Medical Lab Scientists Reject New Health Reform Bills, Say Passage Will Destabilise Healthcare System

Onyebuchi Ezigbo in Abuja

The Association of Medical Laboratory Scientists of Nigeria (AMLSN) yesterday raised serious concerns over a controversial bill before the National Assembly, warning that its passage could destabilise Nigeria’s healthcare system, compromise patient safety, and trigger fresh inter-professional conflict in the sector.

The bill, titled Executive Bill HB:2701, alongside a related Senate version, seeks to amend key provisions of the Medical Laboratory Science Council of Nigeria Act, particularly Sections 3 and 29, which define the governance structure and scope of medical laboratory science practice in Nigeria.

Addressing journalists in Abuja, AMLSN National President, Dr. Casmir Ifeanyi, described the proposed amendment as “a dangerous regression disguised as reform,” warning that it is “misaligned with global best practices and inimical to Nigeria’s healthcare delivery.”

“This bill does not represent reform; it represents regression. It is dangerous, destabilising, and profoundly misaligned with science and global best practice,” Ifeanyi said.

At the heart of the controversy is the proposed restructuring of the governing board of the Medical Laboratory Science Council of Nigeria (MLSCN), the statutory body responsible for regulating laboratory science practice in Nigeria.

Under the current law, the council maintains professional dominance in its governance to ensure technical oversight. However, the proposed amendment would expand board membership to include non-specialists and increase the influence of political appointees.

Ifeanyi warned that such changes would erode professional independence and weaken regulatory standards.

“A regulatory system driven by politics rather than expertise is not reform; it is institutional sabotage. Leadership in medical laboratory science cannot be detached from scientific competence,” he said.

He further criticised the proposed removal of the requirement that the council’s chairman be a Fellow of the profession, describing it as a “critical vulnerability” that could allow non-experts to control sensitive healthcare systems.

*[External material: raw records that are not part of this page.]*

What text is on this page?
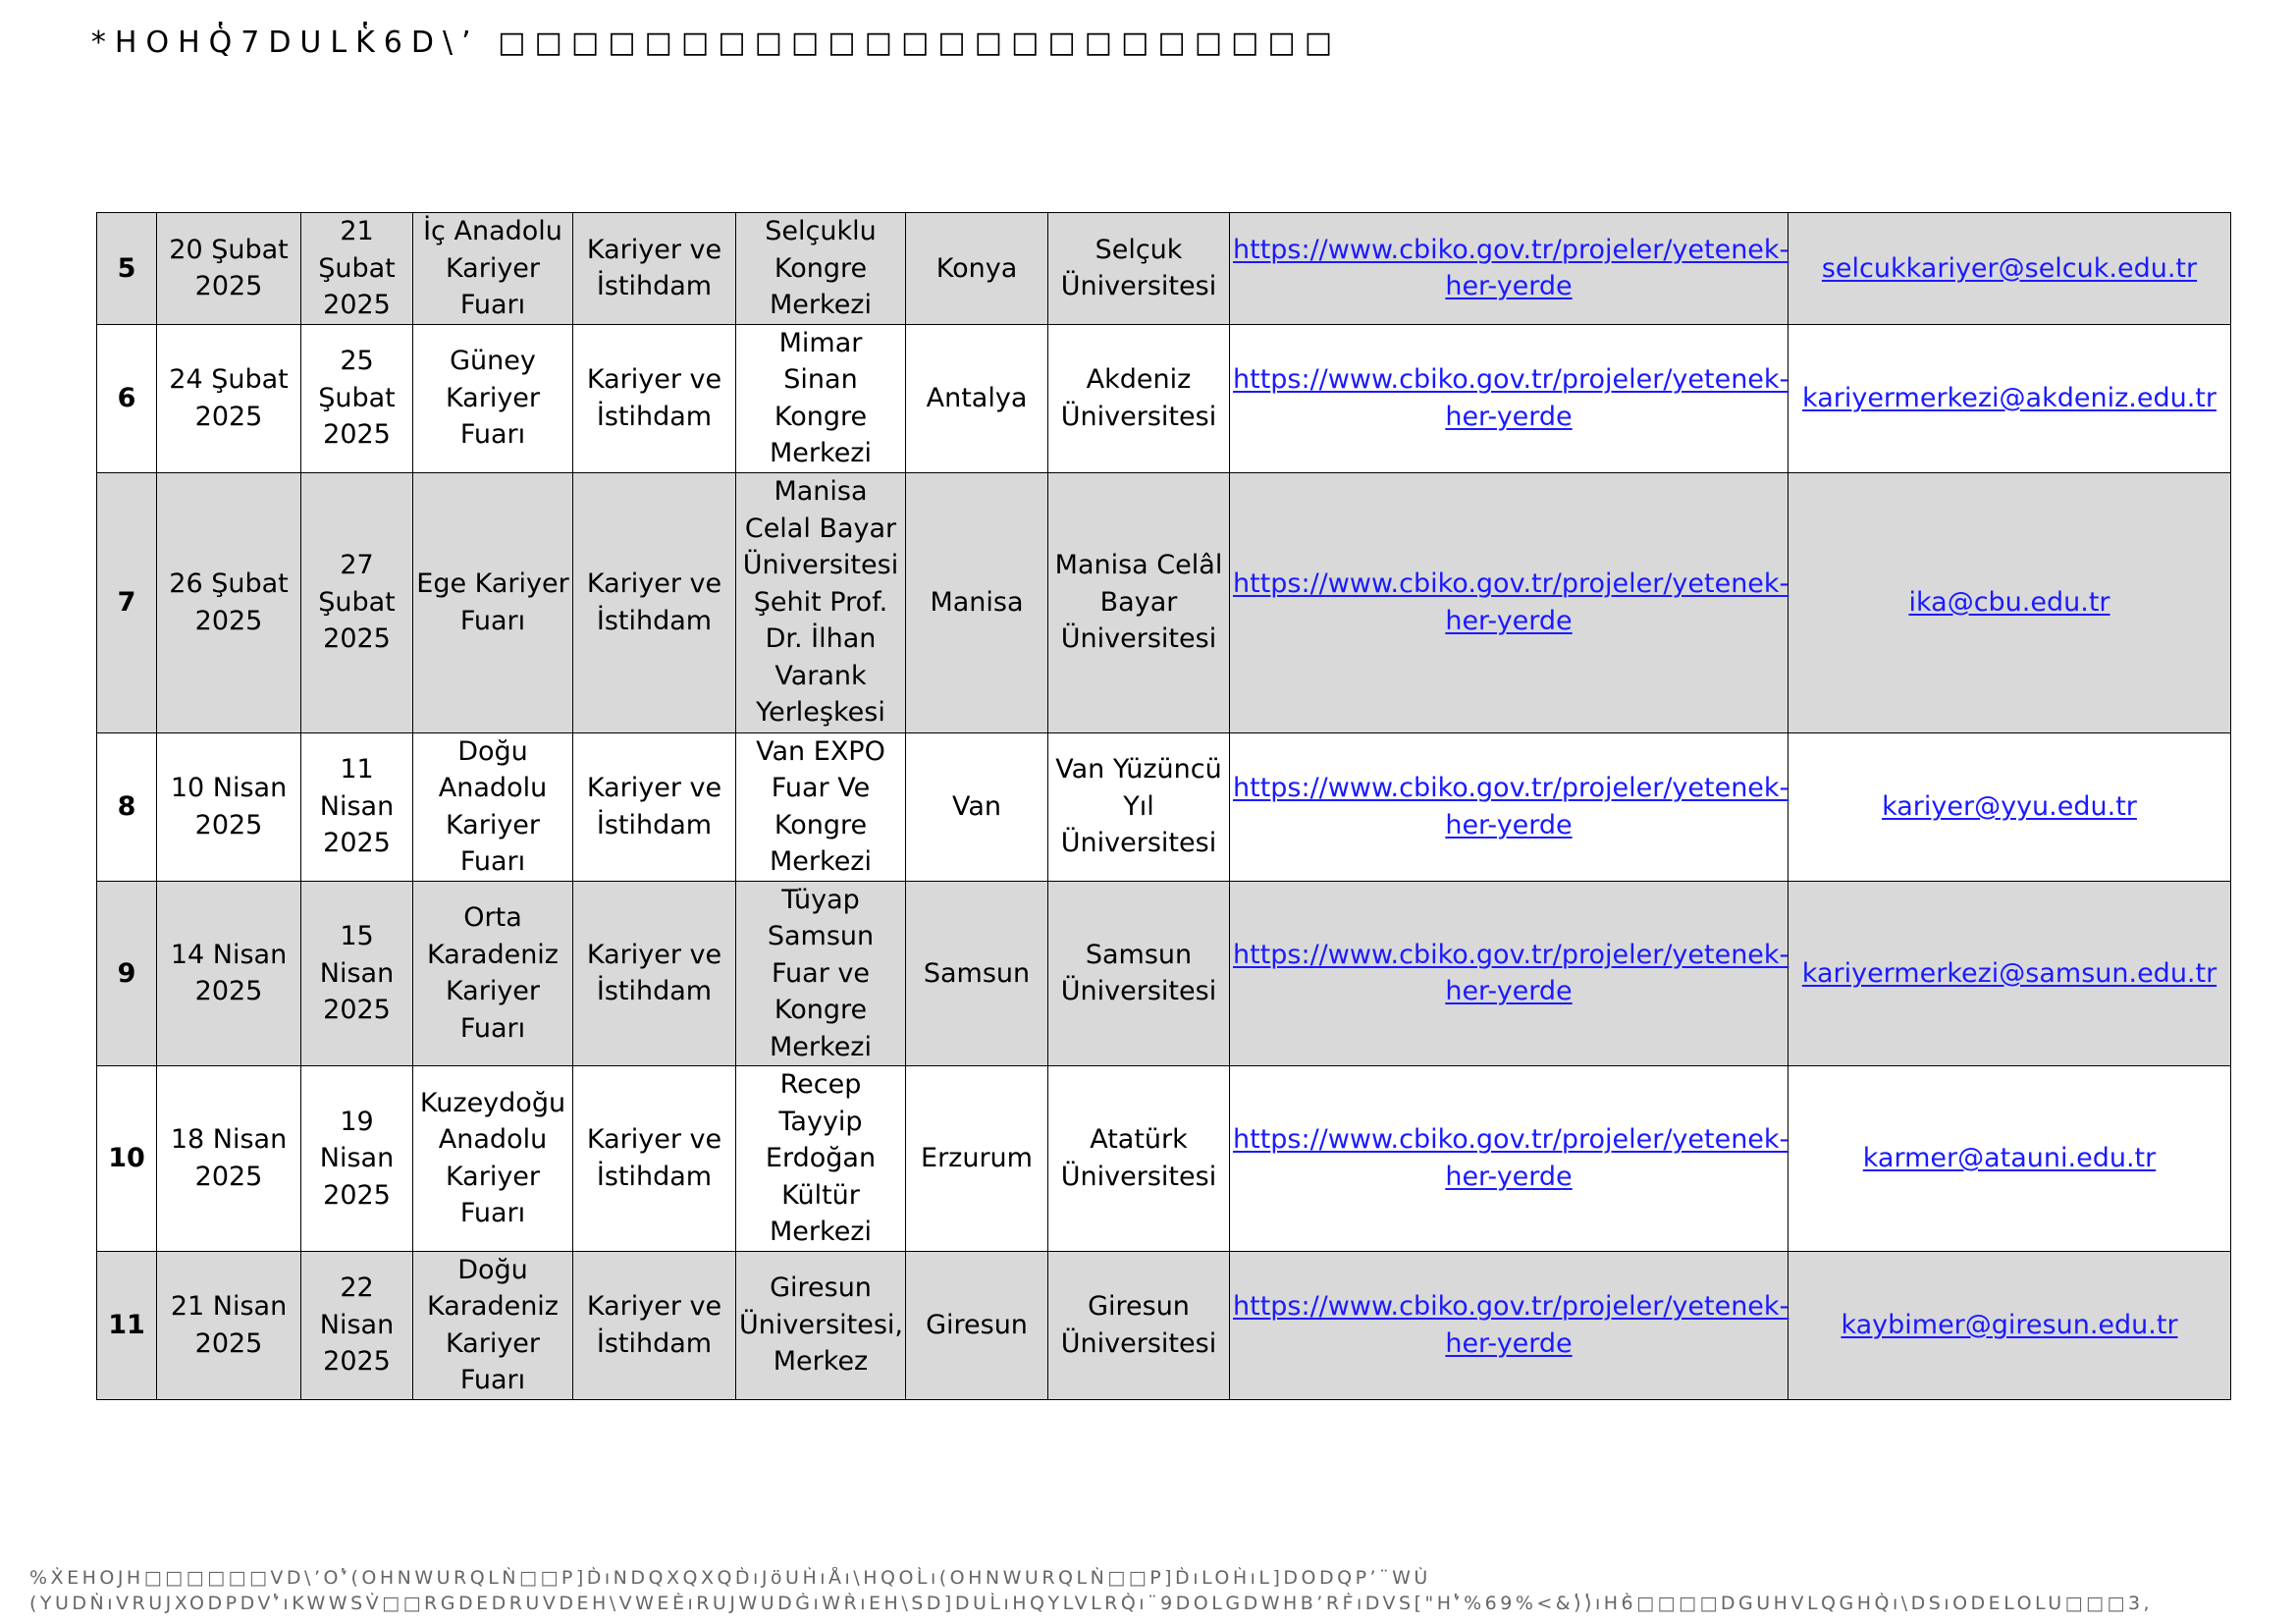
*HOHQ̔7DULK̔6D\’ □□□□□□□□□□□□□□□□□□□□□□□
5	20 Şubat 2025	21 Şubat 2025	İç Anadolu Kariyer Fuarı	Kariyer ve İstihdam	Selçuklu Kongre Merkezi	Konya	Selçuk Üniversitesi	https://www.cbiko.gov.tr/projeler/yetenek-her-yerde	selcukkariyer@selcuk.edu.tr
6	24 Şubat 2025	25 Şubat 2025	Güney Kariyer Fuarı	Kariyer ve İstihdam	Mimar Sinan Kongre Merkezi	Antalya	Akdeniz Üniversitesi	https://www.cbiko.gov.tr/projeler/yetenek-her-yerde	kariyermerkezi@akdeniz.edu.tr
7	26 Şubat 2025	27 Şubat 2025	Ege Kariyer Fuarı	Kariyer ve İstihdam	Manisa Celal Bayar Üniversitesi Şehit Prof. Dr. İlhan Varank Yerleşkesi	Manisa	Manisa Celâl Bayar Üniversitesi	https://www.cbiko.gov.tr/projeler/yetenek-her-yerde	ika@cbu.edu.tr
8	10 Nisan 2025	11 Nisan 2025	Doğu Anadolu Kariyer Fuarı	Kariyer ve İstihdam	Van EXPO Fuar Ve Kongre Merkezi	Van	Van Yüzüncü Yıl Üniversitesi	https://www.cbiko.gov.tr/projeler/yetenek-her-yerde	kariyer@yyu.edu.tr
9	14 Nisan 2025	15 Nisan 2025	Orta Karadeniz Kariyer Fuarı	Kariyer ve İstihdam	Tüyap Samsun Fuar ve Kongre Merkezi	Samsun	Samsun Üniversitesi	https://www.cbiko.gov.tr/projeler/yetenek-her-yerde	kariyermerkezi@samsun.edu.tr
10	18 Nisan 2025	19 Nisan 2025	Kuzeydoğu Anadolu Kariyer Fuarı	Kariyer ve İstihdam	Recep Tayyip Erdoğan Kültür Merkezi	Erzurum	Atatürk Üniversitesi	https://www.cbiko.gov.tr/projeler/yetenek-her-yerde	karmer@atauni.edu.tr
11	21 Nisan 2025	22 Nisan 2025	Doğu Karadeniz Kariyer Fuarı	Kariyer ve İstihdam	Giresun Üniversitesi, Merkez	Giresun	Giresun Üniversitesi	https://www.cbiko.gov.tr/projeler/yetenek-her-yerde	kaybimer@giresun.edu.tr
%X̔EHOJH□□□□□□VD\’O’̔(OHNWURQLN̔□□P]D̔ıNDQXQXQD̔ıJöUH̔ıÅı\HQOL̔ı(OHNWURQLN̔□□P]D̔ıLOH̔ıL]DODQP’¨WU̔
(YUDN̔ıVRUJXODPDV’̔ıKWWSV̔□□RGDEDRUVDEH\VWEE̔ıRUJWUDG̔ıWR̔ıEH\SD]DUL̔ıHQYLVLRQ̔ı¨9DOLGDWHB’RF̔ıDVS["H’̔%69%<&)̔)̔ıH6̔□□□□DGUHVLQGHQ̔ı\DSıODELOLU□□□3,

The AMLSN also faulted provisions seeking to include the Medical and Dental Council of Nigeria on the MLSCN governing board, arguing that they violate established global standards for independent professional regulation.

“Collaboration is not co-regulation. What is being proposed is not synergy, but structural overreach and professional capture,” Ifeanyi stated.

Globally, health systems in countries such as the United Kingdom, the United States, and South Africa maintain clear boundaries between professional regulatory bodies, with collaboration occurring at the level of clinical practice rather than governance.